Luke 23:29 shows another kind of reversal: not biological change but changed evaluation. The coming days will make people pronounce “Blessed are the barren,” and the verse spells out the meaning with bodily parallels—womb and breasts—so that the word evokes a whole life-pattern of not bearing and not nursing. Galatians 4:27, in turn, uses στεῖρα in an address that commands joy to the one who “don’t bear” and “don’t travail,” then sets that against a surprising abundance of children. In these texts barrenness is not treated merely as a medical condition; it is a condition with social labels (“was called”), with embodied consequences (no birth, no nursing), and with narrative and rhetorical power to highlight divine promise, coming judgment, or unexpected fruitfulness.
The distribution of uses also shows στεῖρα applied to an individual woman (Elizabeth; Sarah) and to a broader category (“the barren,” Luke 23:29) or a personified addressee in quotation (“you barren,” Galatians 4:27).
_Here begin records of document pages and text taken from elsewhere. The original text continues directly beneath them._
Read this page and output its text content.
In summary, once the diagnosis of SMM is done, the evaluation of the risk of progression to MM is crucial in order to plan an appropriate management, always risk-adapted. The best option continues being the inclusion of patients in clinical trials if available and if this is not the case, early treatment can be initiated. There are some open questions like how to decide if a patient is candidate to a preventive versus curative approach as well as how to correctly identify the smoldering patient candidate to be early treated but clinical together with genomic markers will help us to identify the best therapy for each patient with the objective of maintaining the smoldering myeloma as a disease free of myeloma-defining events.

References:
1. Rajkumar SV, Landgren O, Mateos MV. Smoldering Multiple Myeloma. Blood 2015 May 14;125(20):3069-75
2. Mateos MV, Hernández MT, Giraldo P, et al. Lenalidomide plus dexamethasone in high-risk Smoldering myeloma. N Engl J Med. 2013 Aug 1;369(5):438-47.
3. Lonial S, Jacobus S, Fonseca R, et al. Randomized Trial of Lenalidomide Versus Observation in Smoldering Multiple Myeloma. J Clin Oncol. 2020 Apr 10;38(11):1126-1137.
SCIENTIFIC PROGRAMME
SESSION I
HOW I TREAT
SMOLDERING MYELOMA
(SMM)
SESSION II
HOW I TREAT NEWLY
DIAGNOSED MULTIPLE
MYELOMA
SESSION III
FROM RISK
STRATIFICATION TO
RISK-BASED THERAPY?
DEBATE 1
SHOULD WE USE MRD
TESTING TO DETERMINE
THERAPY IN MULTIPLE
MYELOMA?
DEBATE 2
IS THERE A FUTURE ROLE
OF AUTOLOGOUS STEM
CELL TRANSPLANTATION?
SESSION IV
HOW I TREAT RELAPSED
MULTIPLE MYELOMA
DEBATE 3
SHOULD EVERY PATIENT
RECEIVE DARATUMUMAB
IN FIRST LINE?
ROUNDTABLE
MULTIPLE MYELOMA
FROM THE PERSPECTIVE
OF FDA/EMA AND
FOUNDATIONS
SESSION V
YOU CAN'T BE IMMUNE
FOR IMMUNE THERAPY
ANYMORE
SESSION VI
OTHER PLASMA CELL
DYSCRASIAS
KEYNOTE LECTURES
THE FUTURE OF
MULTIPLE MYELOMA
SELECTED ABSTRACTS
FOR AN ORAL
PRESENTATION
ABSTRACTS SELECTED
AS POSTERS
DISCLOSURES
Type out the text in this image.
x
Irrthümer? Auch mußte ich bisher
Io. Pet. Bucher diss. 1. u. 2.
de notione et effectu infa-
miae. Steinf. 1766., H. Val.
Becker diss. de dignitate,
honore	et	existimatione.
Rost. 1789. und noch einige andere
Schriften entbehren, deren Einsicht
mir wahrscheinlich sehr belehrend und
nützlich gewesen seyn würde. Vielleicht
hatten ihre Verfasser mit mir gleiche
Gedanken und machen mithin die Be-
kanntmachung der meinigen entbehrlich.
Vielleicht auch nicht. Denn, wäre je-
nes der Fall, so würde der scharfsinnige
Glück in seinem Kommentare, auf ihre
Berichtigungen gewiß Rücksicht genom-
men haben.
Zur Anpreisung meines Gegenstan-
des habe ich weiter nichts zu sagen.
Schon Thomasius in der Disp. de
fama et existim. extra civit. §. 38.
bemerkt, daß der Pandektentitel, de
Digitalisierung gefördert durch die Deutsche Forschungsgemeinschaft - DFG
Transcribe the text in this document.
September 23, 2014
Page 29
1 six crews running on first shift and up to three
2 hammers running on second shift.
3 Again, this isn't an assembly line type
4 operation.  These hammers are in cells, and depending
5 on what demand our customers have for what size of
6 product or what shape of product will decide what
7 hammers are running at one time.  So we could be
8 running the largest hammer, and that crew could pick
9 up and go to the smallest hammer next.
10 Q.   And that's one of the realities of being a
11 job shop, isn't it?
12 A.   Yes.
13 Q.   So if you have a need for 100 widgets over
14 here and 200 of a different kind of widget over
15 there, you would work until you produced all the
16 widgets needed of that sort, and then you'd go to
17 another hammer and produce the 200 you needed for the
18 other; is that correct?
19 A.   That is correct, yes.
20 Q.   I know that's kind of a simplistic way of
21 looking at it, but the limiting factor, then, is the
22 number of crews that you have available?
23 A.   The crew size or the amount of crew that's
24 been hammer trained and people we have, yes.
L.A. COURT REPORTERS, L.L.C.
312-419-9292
That range allows the word to function both descriptively—explaining “they had no child”—and evocatively, summoning hearers to imagine a life without pregnancy, birth, and nursing, whether as a sorrowful identity, a surprising source of joy, or a condition reevaluated under crisis.
Imagery
στεῖρα repeatedly carries imagery of empty cradles and unfulfilled maternal processes, expressed plainly as “no child,” “wombs that never bore,” and “breasts that never nursed.” Yet the same passages also attach the word to scenes of sudden pregnancy (“has conceived a son”), to promised multiplication (“have more children”), and to birth after limitation (“she was past age”), so that the term becomes a backdrop against which conception and blessing—whether welcomed or feared—stand out with sharper contrast.
Sources: Lexical data from Strong’s Exhaustive Concordance and the Translators Brief Lexicon of Extended Strongs for Greek (STEPBible, CC BY). Occurrence data from the Translators Amalgamated Greek New Testament (STEPBible, CC BY). Scripture quotations from the World English Bible (public domain).